Turning mouse movements into directional indications is easier than it might appear. Inside the average ordinary mouse is a ball, which rolls around on the mouse mat as the mouse moves — there's some Teflon pads on the mouse to make it slide around more easily [unless yours have fallen off — Ed]. As it rolls, the ball pushes against two rollers, on each of which there is a disk with slots in it. On either side of the disk is an LED and a photo‑sensor, and as the disks rotate, they allow pulses of light through from the LED to the photo‑sensor. These pulses are converted into electrical signals, which are buffered by a small integrated circuit and then passed along the mouse's tail (the cable) to the Mac. Clicks from the switch are debounced so that only clean 'button press' events are presented to the Mac's operating system. The direction pulses are converted into screen positions by counting pulses and working out where the mouse has moved to.
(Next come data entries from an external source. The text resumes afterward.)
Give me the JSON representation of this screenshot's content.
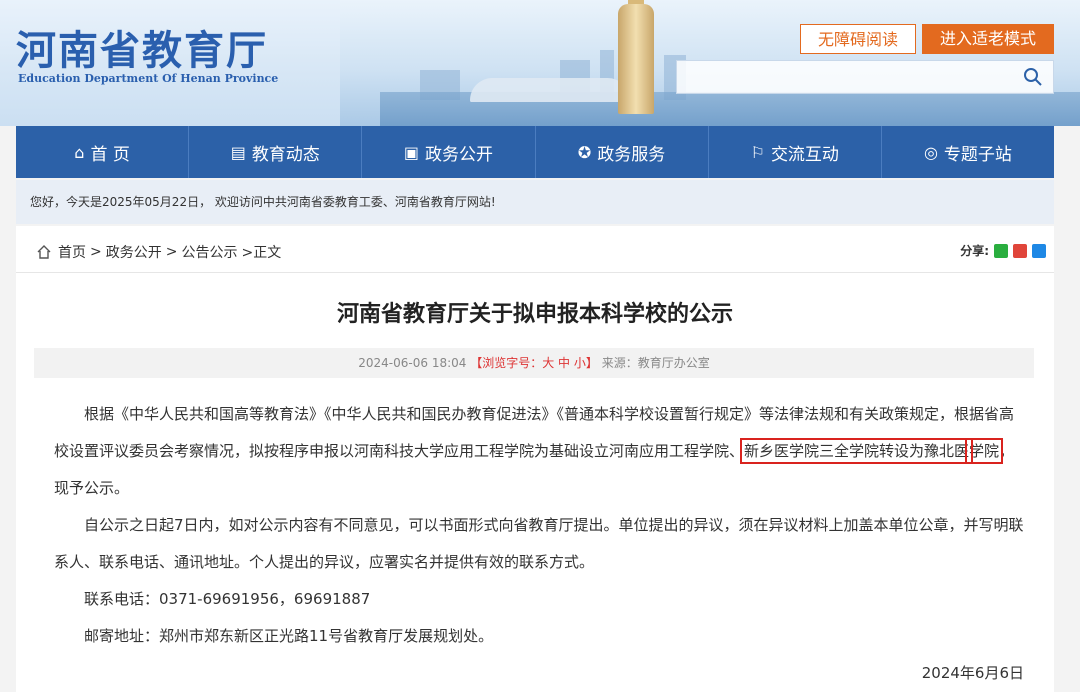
{
  "header": {
    "logo_cn": "河南省教育厅",
    "logo_en": "Education Department Of Henan Province",
    "accessible_btn": "无障碍阅读",
    "elder_btn": "进入适老模式"
  },
  "nav": [
    {
      "label": "首 页",
      "icon": "home-icon",
      "glyph": "⌂"
    },
    {
      "label": "教育动态",
      "icon": "newspaper-icon",
      "glyph": "▤"
    },
    {
      "label": "政务公开",
      "icon": "document-icon",
      "glyph": "▣"
    },
    {
      "label": "政务服务",
      "icon": "service-icon",
      "glyph": "✪"
    },
    {
      "label": "交流互动",
      "icon": "chat-icon",
      "glyph": "⚐"
    },
    {
      "label": "专题子站",
      "icon": "target-icon",
      "glyph": "◎"
    }
  ],
  "welcome": "您好，今天是2025年05月22日， 欢迎访问中共河南省委教育工委、河南省教育厅网站!",
  "breadcrumb": {
    "home": "首页",
    "sep": ">",
    "l1": "政务公开",
    "l2": "公告公示",
    "current": ">正文"
  },
  "share": {
    "label": "分享:"
  },
  "article": {
    "title": "河南省教育厅关于拟申报本科学校的公示",
    "date": "2024-06-06 18:04",
    "font_ctl": "【浏览字号：大 中 小】",
    "source": "来源：教育厅办公室",
    "p1_pre": "根据《中华人民共和国高等教育法》《中华人民共和国民办教育促进法》《普通本科学校设置暂行规定》等法律法规和有关政策规定，根据省高校设置评议委员会考察情况，拟按程序申报以河南科技大学应用工程学院为基础设立河南应用工程学院、",
    "p1_hl1": "新乡医学院三全学院转设为豫北医",
    "p1_hl2": "学院",
    "p1_post": "，现予公示。",
    "p2": "自公示之日起7日内，如对公示内容有不同意见，可以书面形式向省教育厅提出。单位提出的异议，须在异议材料上加盖本单位公章，并写明联系人、联系电话、通讯地址。个人提出的异议，应署实名并提供有效的联系方式。",
    "p3": "联系电话：0371-69691956，69691887",
    "p4": "邮寄地址：郑州市郑东新区正光路11号省教育厅发展规划处。",
    "sign_date": "2024年6月6日"
  },
  "colors": {
    "nav": "#2c61a8",
    "accent": "#e36a1f",
    "highlight": "#d9231e"
  }
}
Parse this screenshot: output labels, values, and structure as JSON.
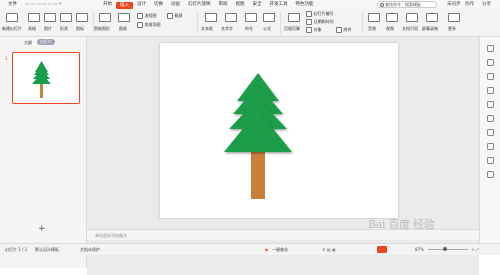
{
  "menubar": {
    "items": [
      "文件",
      "开始",
      "插入",
      "设计",
      "切换",
      "动画",
      "幻灯片放映",
      "审阅",
      "视图",
      "安全",
      "开发工具",
      "特色功能"
    ],
    "active_index": 2,
    "search_placeholder": "查找命令、搜索模板",
    "right": [
      "未同步",
      "协作",
      "分享"
    ]
  },
  "toolbar": {
    "new_slide": "新建幻灯片",
    "table": "表格",
    "picture": "图片",
    "shape": "形状",
    "icon": "图标",
    "smartart": "智能图形",
    "chart": "图表",
    "flowchart": "流程图",
    "mindmap": "思维导图",
    "screenshot": "截屏",
    "textbox": "文本框",
    "artword": "艺术字",
    "symbol": "符号",
    "formula": "公式",
    "header_footer": "页眉页脚",
    "date_time": "日期和时间",
    "slide_number": "幻灯片编号",
    "object": "对象",
    "attachment": "附件",
    "audio": "音频",
    "video": "视频",
    "doc_ref": "文档引用",
    "screen_record": "屏幕录制",
    "more": "更多"
  },
  "left_panel": {
    "tab_outline": "大纲",
    "tab_slides": "幻灯片",
    "slide_number": "1",
    "add_label": "+"
  },
  "notes_placeholder": "单击此处添加备注",
  "statusbar": {
    "slide_info": "幻灯片 1 / 1",
    "theme": "默认设计模板",
    "doc_status": "文档未保护",
    "beautify": "一键美化",
    "zoom": "87%"
  },
  "watermark": "Bai 百度 经验",
  "colors": {
    "accent": "#e8461f",
    "tree_green": "#1a9d4a",
    "trunk": "#c97f3a"
  }
}
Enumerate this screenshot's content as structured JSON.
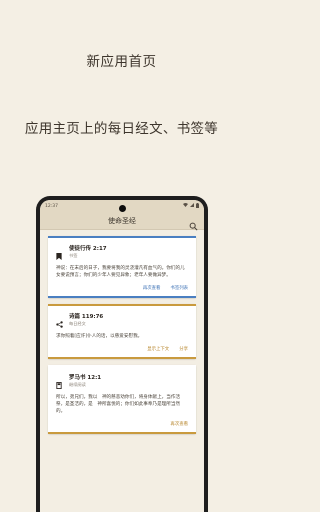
{
  "promo": {
    "title": "新应用首页",
    "subtitle": "应用主页上的每日经文、书签等"
  },
  "statusbar": {
    "time": "12:37"
  },
  "appbar": {
    "title": "使命圣经"
  },
  "colors": {
    "bookmark_accent": "#4a7fc1",
    "daily_accent": "#c99a3e",
    "reading_accent": "#c99a3e"
  },
  "cards": [
    {
      "icon": "bookmark-icon",
      "reference": "使徒行传 2:17",
      "subtitle": "书签",
      "body": "神说：在末后的日子，我要将我的灵浇灌凡有血气的。你们的儿女要说预言；你们的少年人要见异象；老年人要做异梦。",
      "actions": [
        "再次查看",
        "书签列表"
      ]
    },
    {
      "icon": "share-icon",
      "reference": "诗篇 119:76",
      "subtitle": "每日经文",
      "body": "求你照着[应许]仆人的话，以慈爱安慰我。",
      "actions": [
        "显示上下文",
        "分享"
      ]
    },
    {
      "icon": "book-icon",
      "reference": "罗马书 12:1",
      "subtitle": "继续阅读",
      "body": "所以，弟兄们，我以　神的慈悲劝你们，将身体献上，当作活祭，是圣洁的，是　神所喜悦的；你们如此事奉乃是理所当然的。",
      "actions": [
        "再次查看"
      ]
    }
  ]
}
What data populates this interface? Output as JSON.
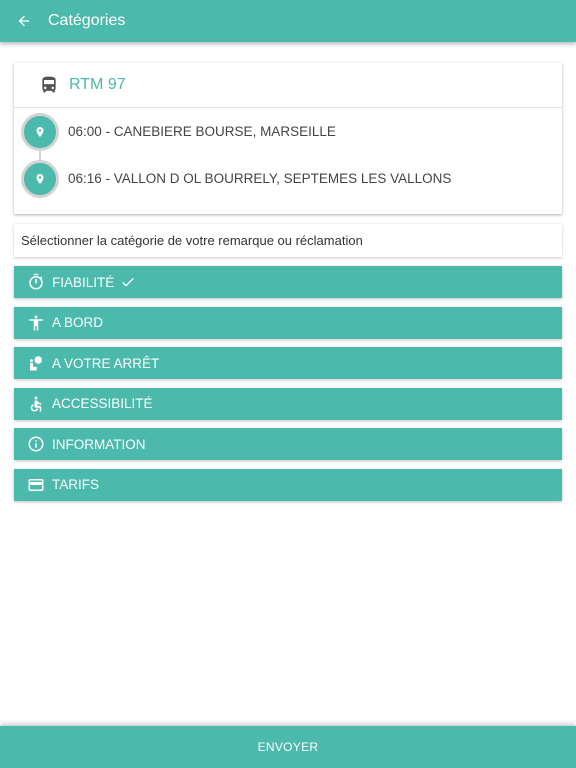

So, now you should know why your mouse doesn't work when it's upside‑down (the ball doesn't touch the rollers), or why dust stops them working properly (it clogs up the slots in the disks), and why cats don't eat them (cats don't eat plastic). Of course, some types of mice are really clever — they use optical sensors instead of all that ball, rollers and disk stuff — and they will work upside‑down!

Apple News In Brief

    Hannover's CeBit information technology and telecommunications exhibition was held in the second week of March. CeBit is the largest show of its type in the world, and provides an ideal opportunity to see how the fields of computer technology, communications and media are rapidly moving towards each other. Apple, IBM and Motorola had a strong presence — one of the 25 halls (apologies if this sounds like another Frankfurt Musik Messe report) was devoted to the PowerPC/PowerMac computers. Motorola were showing a range of PowerPC‑based PCs, whilst IBM showed a notebook‑sized PowerPC computer which has a built in camera for video conferencing.
    PowerMacs are currently enjoying some spectacular prices, sometimes about half of the original launch price. For example, a PowerMac 7100/66 machine can now be bought for well under £1000. As usual, this is because new, faster models are in the pipeline, but it is nevertheless a very good time to get a powerful machine at a bargain price. The problem with this sort of 'making way for replacements' bargain is that stocks will sell out quickly — by the time you read this they may well all be sold. However, it is no secret that Apple usually announce and/or release their new machines at the start of April, and this pre‑emptive price‑cutting does seem to regularly happen in March. Remember this for next year!
    Naming their Personal Digital Assistant (PDA) the Newton has to be the silliest link between Apple and one of their products. But with bargain packages and some interesting new hardware appearing, now is not the time to write off PDAs forever. If you take a Newton MessagePad 120, a Nokia 2110 card, and a mobile phone, together with a Cellnet Group Systems Mobile (GSM) connection and some GSM software in the Newton, you can set up a mobile data connection using the GSM radio standard, so that your Newton can communicate with data services whilst mobile — no modems or connections to fixed telephone lines are needed. The complete GSM bundle costs over £1000, although trade‑up deals are available if you have an earlier Newton model.